In order to perform significant progress in the state-of-art, the design of a new approach for assessing skills and mapping production processes is a mandatory requirement. It should be reliable, complete and built on standardized frameworks. The AUTO-TWIN project answers to this requirement developing: (i) Explainability for Artificial Intelligence (XAI) techniques able to decrease the required skills; (ii) tools to assess the current skills of the single worker in a specific production context and (iii) to identify (through a data-driven approach) the most efficient upskilling paths for operators as well as their related production processes.
OBJECTIVE 4 – Augmented intelligence algorithms for decision making at Green Gateways.

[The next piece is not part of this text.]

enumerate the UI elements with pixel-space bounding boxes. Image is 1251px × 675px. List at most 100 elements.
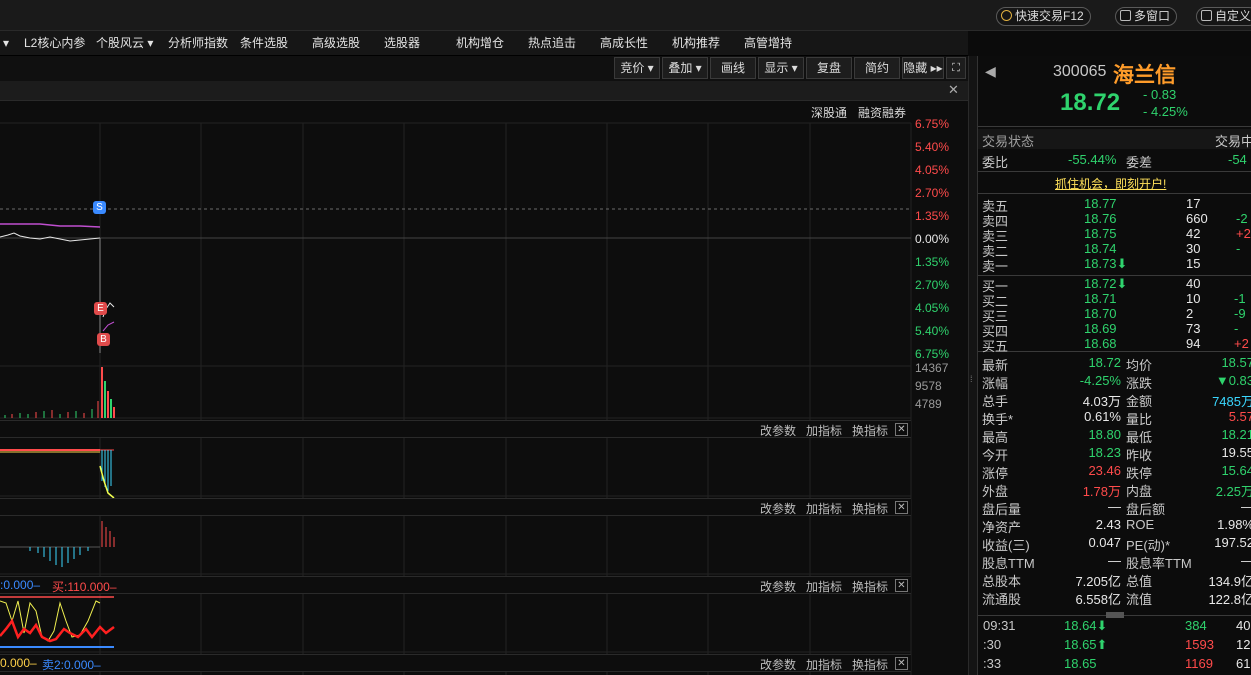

AUTO-TWIN will define new methods and algorithms to extend knowledge and support actors in decision-making at Green Gateways. Artificial Intelligence techniques and process mining algorithms will be developed to extract significant correlations, then transformed into explainable knowledge, underlying the product data along their life cycles and their manufacturing and logistic processes as well as the dependency of the demand on pricing and product characteristics. This knowledge, together with digital twin predictions on relevant multidimensional indicators (i.e., circularity indices, productivity indices, supply chain indices) will be used with augmented knowledge and real time production data for optimal coordination of the value chain under stochastic behavior
The role of Politecnico di Milano in the Auto-Twin project
Coordinator, Research & Development
Politecnico di Milano (PMI) will coordinate the project’s efforts and ensure the timely and cost-effective project execution. PMI will also be heavily involved in exploiting its experience in process mining research applied to manufacturing systems for developing algorithms for learning, adapting, and tuning the component models of a digital twin. Also, PMI will support the development of functional modules for automatically converting graph models into discrete event simulation models, as well as executing them and validating the results online. Similarly, PMI will develop process mining techniques, that exploit conformance checking results to enhance a knowledge graph model, and multicriteria optimization methods.
ACKNOWLEDGMENTS
This project has received funding from the Horizon Europe programme under the Grant Agreement No. 101092021
This article has been extracted and freely adapted from the Auto-Twin official website and Proposal.